While enjoying full TV coverage, Gachechiladze and another 2008 presidential candidate, Gia Maisashvili, led a demonstration outside Rustavi-2 TV studios denouncing journalists -live on camera- as "dirty prostitutes" and "street harlots" (Maisashvili) and "servants of the Devil" (Gachechiladze) (Rustavi-2 TV, April 11).
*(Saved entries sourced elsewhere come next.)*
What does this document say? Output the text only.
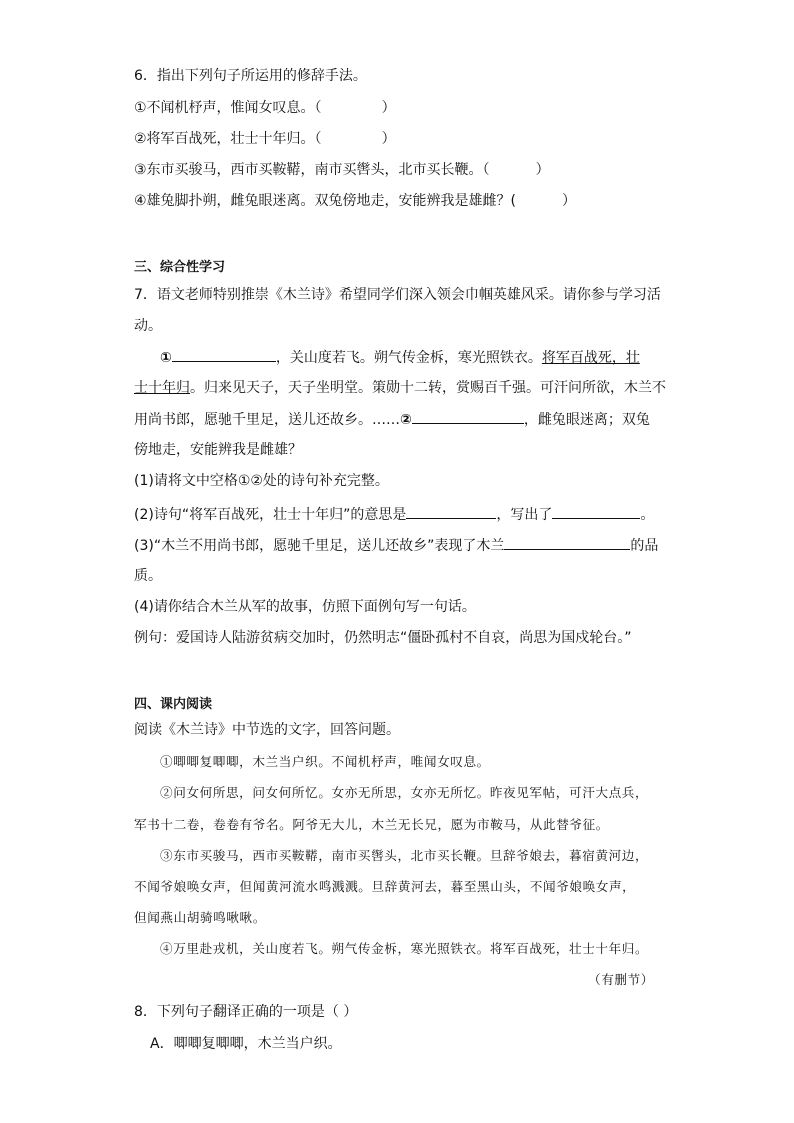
6．指出下列句子所运用的修辞手法。
①不闻机杼声，惟闻女叹息。（	）
②将军百战死，壮士十年归。（	）
③东市买骏马，西市买鞍鞯，南市买辔头，北市买长鞭。（	）
④雄兔脚扑朔，雌兔眼迷离。双兔傍地走，安能辨我是雄雌？(	）
三、综合性学习
7．语文老师特别推崇《木兰诗》希望同学们深入领会巾帼英雄风采。请你参与学习活
动。
①	，关山度若飞。朔气传金柝，寒光照铁衣。将军百战死，壮
士十年归。归来见天子，天子坐明堂。策勋十二转，赏赐百千强。可汗问所欲，木兰不
用尚书郎，愿驰千里足，送儿还故乡。……②	，雌兔眼迷离；双兔
傍地走，安能辨我是雌雄？
(1)请将文中空格①②处的诗句补充完整。
(2)诗句“将军百战死，壮士十年归”的意思是	，写出了	。
(3)“木兰不用尚书郎，愿驰千里足，送儿还故乡”表现了木兰	的品
质。
(4)请你结合木兰从军的故事，仿照下面例句写一句话。
例句：爱国诗人陆游贫病交加时，仍然明志“僵卧孤村不自哀，尚思为国戍轮台。”
四、课内阅读
阅读《木兰诗》中节选的文字，回答问题。
①唧唧复唧唧，木兰当户织。不闻机杼声，唯闻女叹息。
②问女何所思，问女何所忆。女亦无所思，女亦无所忆。昨夜见军帖，可汗大点兵，
军书十二卷，卷卷有爷名。阿爷无大儿，木兰无长兄，愿为市鞍马，从此替爷征。
③东市买骏马，西市买鞍鞯，南市买辔头，北市买长鞭。旦辞爷娘去，暮宿黄河边，
不闻爷娘唤女声，但闻黄河流水鸣溅溅。旦辞黄河去，暮至黑山头，不闻爷娘唤女声，
但闻燕山胡骑鸣啾啾。
④万里赴戎机，关山度若飞。朔气传金柝，寒光照铁衣。将军百战死，壮士十年归。
（有删节）
8．下列句子翻译正确的一项是（ ）
A．唧唧复唧唧，木兰当户织。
Demonizing the president is a continuing theme in this movement since 2007. Incompatibly with demonization, however, the same groups are describing the president as a "coward" for his performance during Russia’s invasion and they threw "rabbit food" at the presidential residence (Imedi TV, April 11).
The president is being blamed not only for the war’s outcome but also for the global recession’s impact on Georgia and even for the emotional stress of some veteran oppositionists, such as Republican co-leader Tina Khidasheli: "We need oxygen, a new way of breathing, and the Georgian people can only have this after Mikheil Saakashvili resigns" (Rustavi-2 TV, Imedi TV, April 10). Even when the radical opposition does not sound serious, it is no less risk-prone.
A forlorn voice of moderation in this landscape, Saakashvili’s former confidant Irakli Alasania is calling for a dialogue with the authorities and has offered to meet personally with the president. Alasania’s idea of dialogue is a peaceful transition of power by agreement with Saakashvili and new elections, in which Alasania is generally believed to intend to run for president. But the crowd booed Alasania when he called for dialogue in that vein. Evidently intimidated, he has accepted the radicals’ terms for a dialogue: namely, that it can only deal with the president’s resignation and new elections and it must take place with a group of opposition leaders as a live televised show (Rustavi-2 TV, Imedi TV, April 11, 12).